Prosecutor’s offices throughout Wisconsin are facing the possibility of having to significantly shuffle or delay courts dates if assistant district attorneys are forced to take six additional furlough days by June 30.
In a proposal sent to the Association of State Prosecutors on Wednesday, the Office of State Employment Relations requested that members take an additional six furlough days, beyond the 10 already imposed as part of the last state budget, or face a 20 percent reduction in employment status which would include a loss in benefits and a pay cut.
As part of former Gov.
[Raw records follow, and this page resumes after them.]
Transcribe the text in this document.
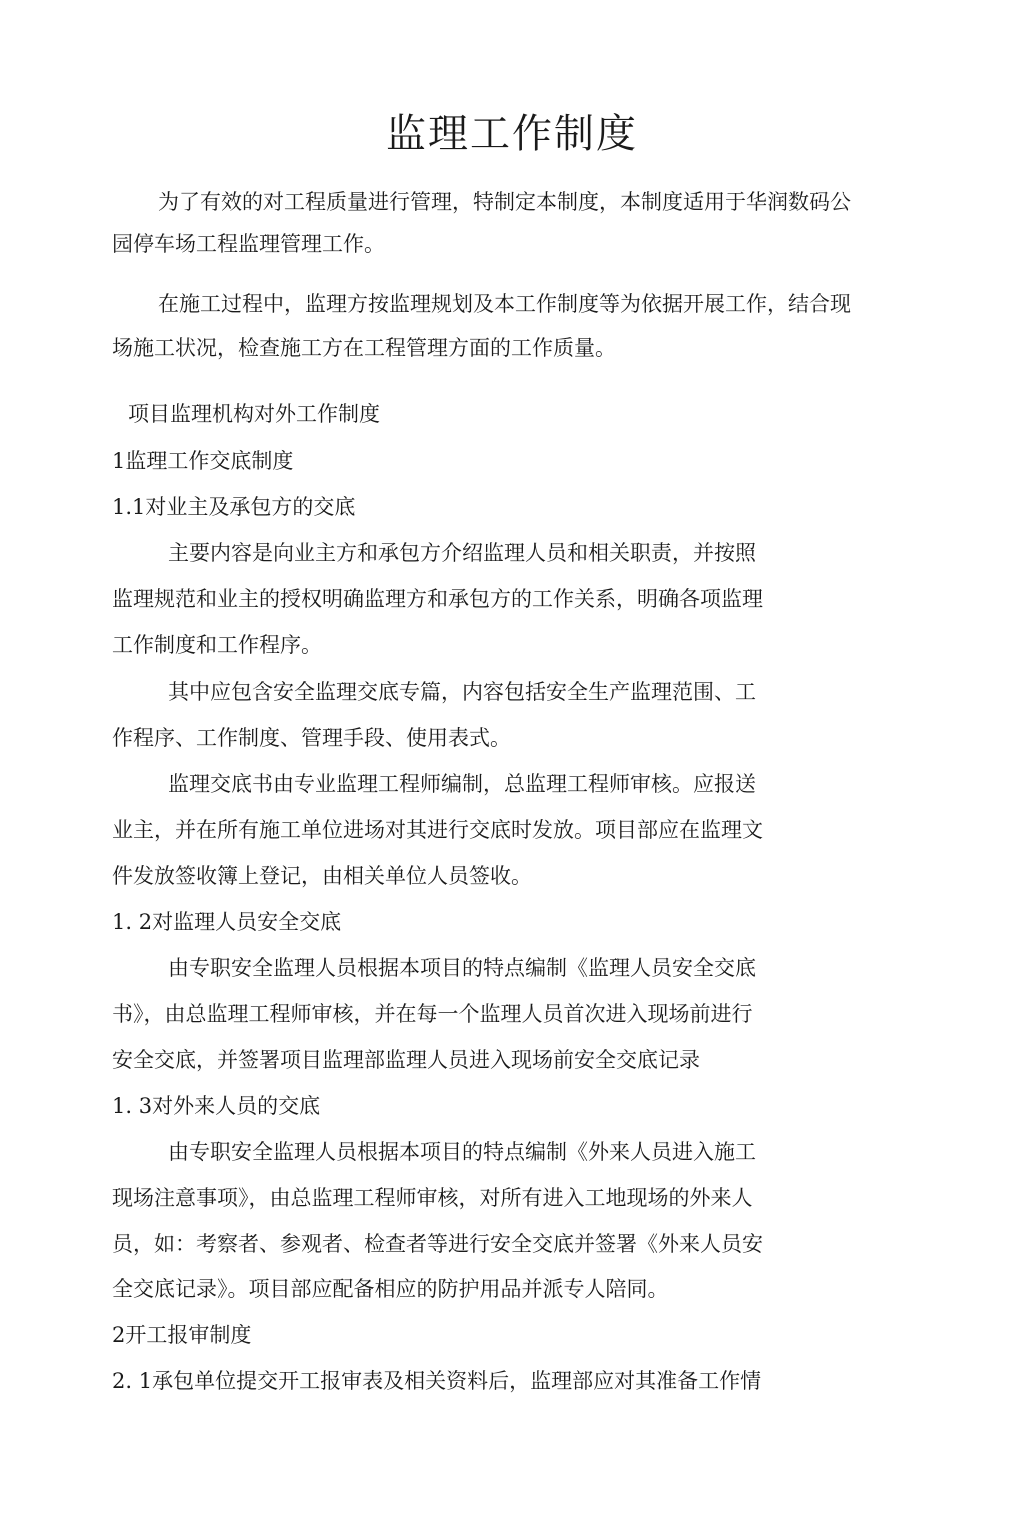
监理工作制度

为了有效的对工程质量进行管理，特制定本制度，本制度适用于华润数码公

园停车场工程监理管理工作。

在施工过程中，监理方按监理规划及本工作制度等为依据开展工作，结合现

场施工状况，检查施工方在工程管理方面的工作质量。

项目监理机构对外工作制度

1监理工作交底制度

1.1对业主及承包方的交底

主要内容是向业主方和承包方介绍监理人员和相关职责，并按照

监理规范和业主的授权明确监理方和承包方的工作关系，明确各项监理

工作制度和工作程序。

其中应包含安全监理交底专篇，内容包括安全生产监理范围、工

作程序、工作制度、管理手段、使用表式。

监理交底书由专业监理工程师编制，总监理工程师审核。应报送

业主，并在所有施工单位进场对其进行交底时发放。项目部应在监理文

件发放签收簿上登记，由相关单位人员签收。

1. 2对监理人员安全交底

由专职安全监理人员根据本项目的特点编制《监理人员安全交底

书》，由总监理工程师审核，并在每一个监理人员首次进入现场前进行

安全交底，并签署项目监理部监理人员进入现场前安全交底记录

1. 3对外来人员的交底

由专职安全监理人员根据本项目的特点编制《外来人员进入施工

现场注意事项》，由总监理工程师审核，对所有进入工地现场的外来人

员，如：考察者、参观者、检查者等进行安全交底并签署《外来人员安

全交底记录》。项目部应配备相应的防护用品并派专人陪同。

2开工报审制度

2. 1承包单位提交开工报审表及相关资料后，监理部应对其准备工作情
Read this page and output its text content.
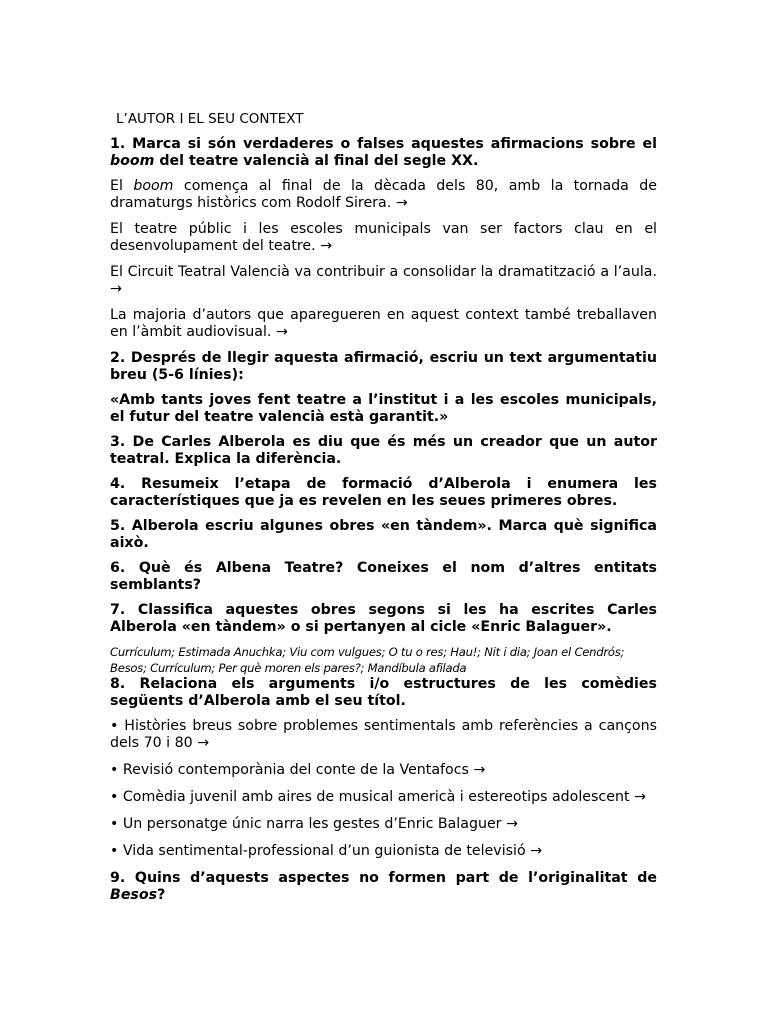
L’AUTOR I EL SEU CONTEXT
1. Marca si són verdaderes o falses aquestes afirmacions sobre el boom del teatre valencià al final del segle XX.
El boom comença al final de la dècada dels 80, amb la tornada de dramaturgs històrics com Rodolf Sirera. →
El teatre públic i les escoles municipals van ser factors clau en el desenvolupament del teatre. →
El Circuit Teatral Valencià va contribuir a consolidar la dramatització a l’aula. →
La majoria d’autors que aparegueren en aquest context també treballaven en l’àmbit audiovisual. →
2. Després de llegir aquesta afirmació, escriu un text argumentatiu breu (5-6 línies):
«Amb tants joves fent teatre a l’institut i a les escoles municipals, el futur del teatre valencià està garantit.»
3. De Carles Alberola es diu que és més un creador que un autor teatral. Explica la diferència.
4. Resumeix l’etapa de formació d’Alberola i enumera les característiques que ja es revelen en les seues primeres obres.
5. Alberola escriu algunes obres «en tàndem». Marca què significa això.
6. Què és Albena Teatre? Coneixes el nom d’altres entitats semblants?
7. Classifica aquestes obres segons si les ha escrites Carles Alberola «en tàndem» o si pertanyen al cicle «Enric Balaguer».
Currículum; Estimada Anuchka; Viu com vulgues; O tu o res; Hau!; Nit i dia; Joan el Cendrós;
Besos; Currículum; Per què moren els pares?; Mandíbula afilada
8. Relaciona els arguments i/o estructures de les comèdies següents d’Alberola amb el seu títol.
• Històries breus sobre problemes sentimentals amb referències a cançons dels 70 i 80 →
• Revisió contemporània del conte de la Ventafocs →
• Comèdia juvenil amb aires de musical americà i estereotips adolescent →
• Un personatge únic narra les gestes d’Enric Balaguer →
• Vida sentimental-professional d’un guionista de televisió →
9. Quins d’aquests aspectes no formen part de l’originalitat de Besos?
Jim Doyle’s 2009-11 budget, state employees were required to take 16 furlough days during the two years, but contractual stipulations required only 10 from assistant district attorneys.
“This was prompted by the invocation of the ‘me too’ clause because other bargaining units said they wanted to be capped at 10 days like the prosecutors were,” said Milwaukee County District Attorney John Chisholm.
The clause provides that if any other bargaining unit takes a reduced number of furlough days, the reduced number also applies to employees represented by that union, which means the state could have to pay out more than $11 million to workers who took the mandated eight furlough days in each of the last two fiscal years.
But to try and request the additional furlough days to offset the $11 million this late in the fiscal year is “almost extortion,” said Sheboygan County District Attorney Joe DeCecco.
With only five assistant district attorneys in his office, DeCecco said forcing six furlough days on each before the end of June would be a logistical nightmare for the courts. He said the additional days would require judges in the county to significantly shift trial dates and motion hearings to accommodate the absences.
“The problem is things coming up in the next two months have been set for a long time,” he said. “If this was coming a year from now, we could move things around, but these days are already filled.”
David Feiss, Milwaukee assistant district attorney and president of the ASP, said the agency was working with OSER to find other alternatives to solve the problem.
Absent an agreement on the additional furlough days, the employment status reductions are scheduled to take effect in 30 days.
“Optimism or pessimism just really doesn’t serve any purpose at this time,” Feiss said. “We only have time to be pragmatic.”